Use them when you deploy a new version, fix a production issue, connect a domain, update environment variables, or move from local development to a public app.
I deployed the production version and connected the custom domain. The frontend is hosted on Vercel, the backend runs on Render, and the database uses Neon Postgres. Next, I need to improve docs and production onboarding.
Architecture journals
Architecture journals explain technical structure and decisions.
Use them when you change how the system is organized.
Good architecture journal topics:
- Why you chose REST API routes
- Why you separated live projects from finished projects
- Why you changed database relationships
- Why you added Redis or WebSockets
- Why you changed authentication logic
- Why you redesigned the project model
I decided to keep the backend as a FastAPI REST API instead of moving everything into frontend server actions. This keeps the backend reusable for future mobile apps and makes the API clearer to scale later.
Failure journals
Failure journals are for things that did not work.
This does not mean dumping frustration. It means explaining what went wrong and what you learned.
I originally focused too much on finished projects, but that weakened the main product idea. Devmaniac makes more sense as a live project tracker because the real value is documenting what developers are actively learning and building.
That is a strong journal because it shows reflection and product direction.
What makes a good journal?
A good journal is specific, readable, and connected to the project.
It should usually answer:
- What changed?
- Why did it matter?
- What problem did you face?
- How did you solve it?
- What did you learn?
- What comes next?
You do not need to answer every question every time. But the update should give enough context to be useful later.
What makes a weak journal?
Weak journals are usually too vague.
Avoid updates like:
- Worked on backend
- Fixed stuff
- Made UI better
- More progress today
- Changed code
Those updates technically say something happened, but they do not explain anything useful.
Better:
I changed the project author response shape because the frontend needed follower counts for profile previews. The old response was missing the field, which caused a TypeScript error.
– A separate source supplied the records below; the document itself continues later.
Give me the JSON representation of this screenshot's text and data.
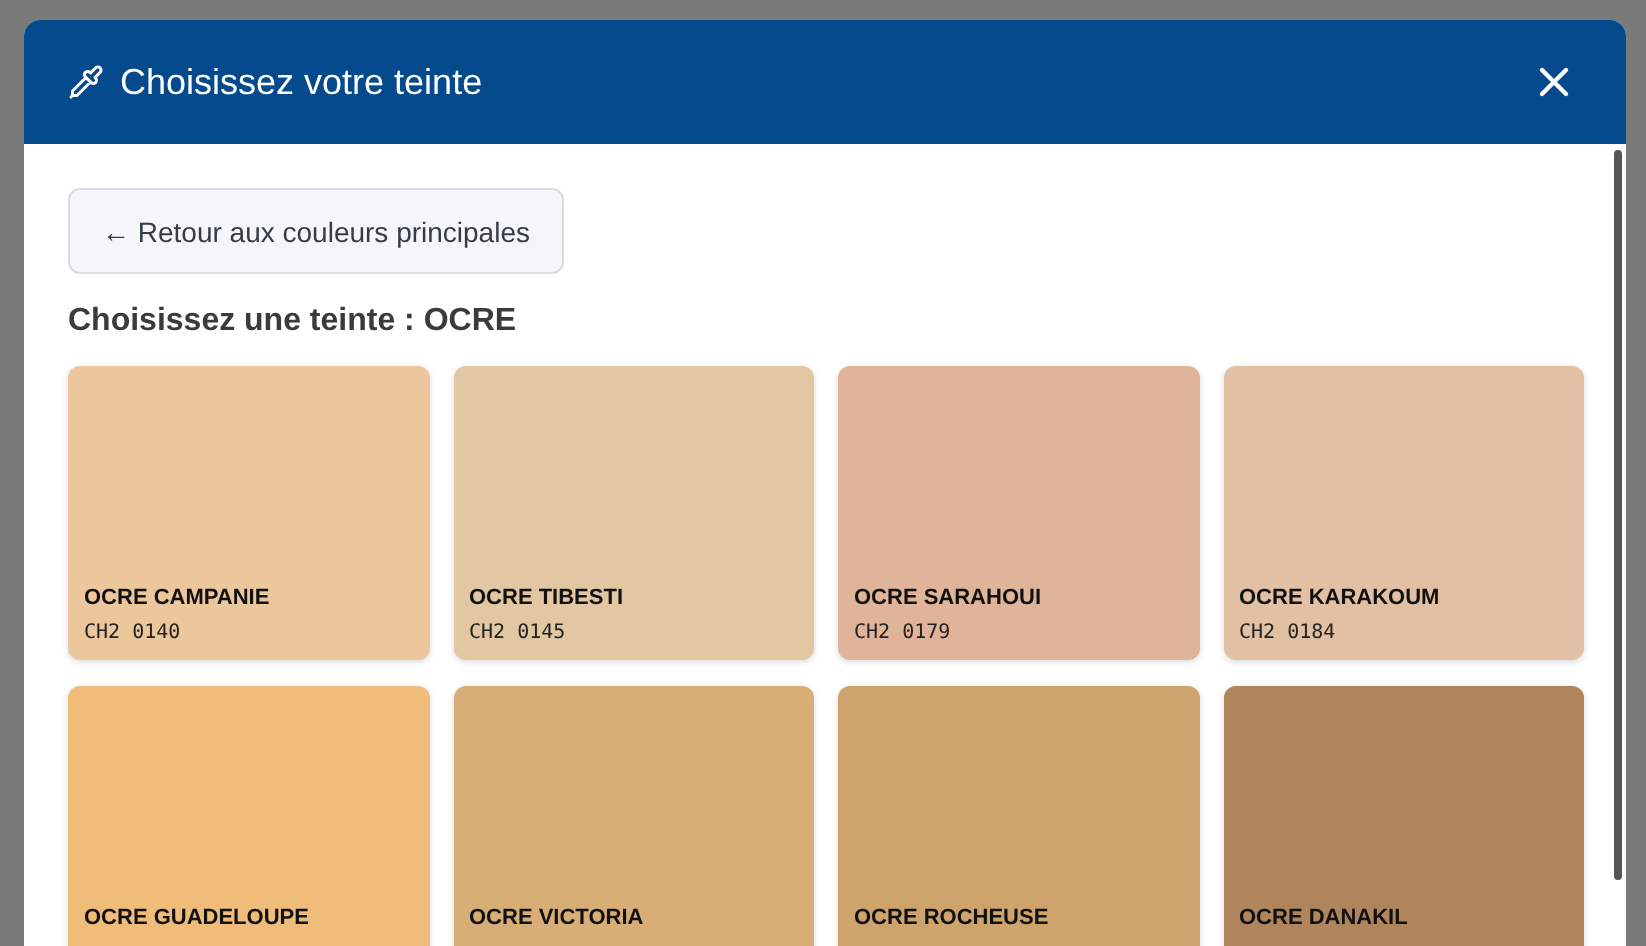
{
  "dialog": {
    "title": "Choisissez votre teinte",
    "back_button": "← Retour aux couleurs principales",
    "heading": "Choisissez une teinte : OCRE"
  },
  "swatches": [
    {
      "name": "OCRE CAMPANIE",
      "code": "CH2 0140",
      "color": "#ecc79c"
    },
    {
      "name": "OCRE TIBESTI",
      "code": "CH2 0145",
      "color": "#e3c6a2"
    },
    {
      "name": "OCRE SARAHOUI",
      "code": "CH2 0179",
      "color": "#e0b498"
    },
    {
      "name": "OCRE KARAKOUM",
      "code": "CH2 0184",
      "color": "#e1c0a3"
    },
    {
      "name": "OCRE GUADELOUPE",
      "color": "#efbc7a"
    },
    {
      "name": "OCRE VICTORIA",
      "color": "#d8ae77"
    },
    {
      "name": "OCRE ROCHEUSE",
      "color": "#cea36c"
    },
    {
      "name": "OCRE DANAKIL",
      "color": "#b0855b"
    }
  ]
}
I updated the schema and adjusted the frontend type.
How journals become proof of work
One journal is just one update. Many journals become a public timeline.
Over time, journals can show:
- Consistency
- Technical improvement
- Problem-solving
- Product decisions
- Debugging ability
- Shipping behavior
- Learning through real projects
This is why journals matter. They turn hidden effort into visible proof.
Simple journal template
Use this when you do not know what to write:
Today I worked on [feature or task]. I did this because [reason]. The main change was [what changed]. I ran into [problem]. I solved it by [solution]. Next, I plan to work on [next step].
Example:
Today I worked on the journal timeline for live projects. I did this because users need a clear way to see project progress over time. The main change was displaying entries in order with type labels and dates. I ran into a layout issue on mobile. I solved it by adjusting the card spacing and responsive styles. Next, I plan to add reactions and replies.
How often should you post journals?
Post when something meaningful happens.
You do not need to post every tiny change. But if you are actively building, a few useful updates per week can make the project feel alive.
Good moments to post:
- After building a feature
- After fixing a bug
- After deploying
- After making a technical decision
- After receiving useful feedback
- After changing the direction of the project
- After reaching a milestone
What not to include in journals
Do not include sensitive information.
Avoid posting:
- API keys
- Passwords
- Database URLs
- Private user data
- Security-sensitive implementation details
- Client information you do not have permission to share
Document progress, not secrets. Public building should not become public self-sabotage. ðŸ˜
The core idea
A live project journal should answer:
What changed in this project, why did it matter, and what does this show about my progress?
If your journal answers that, it is useful.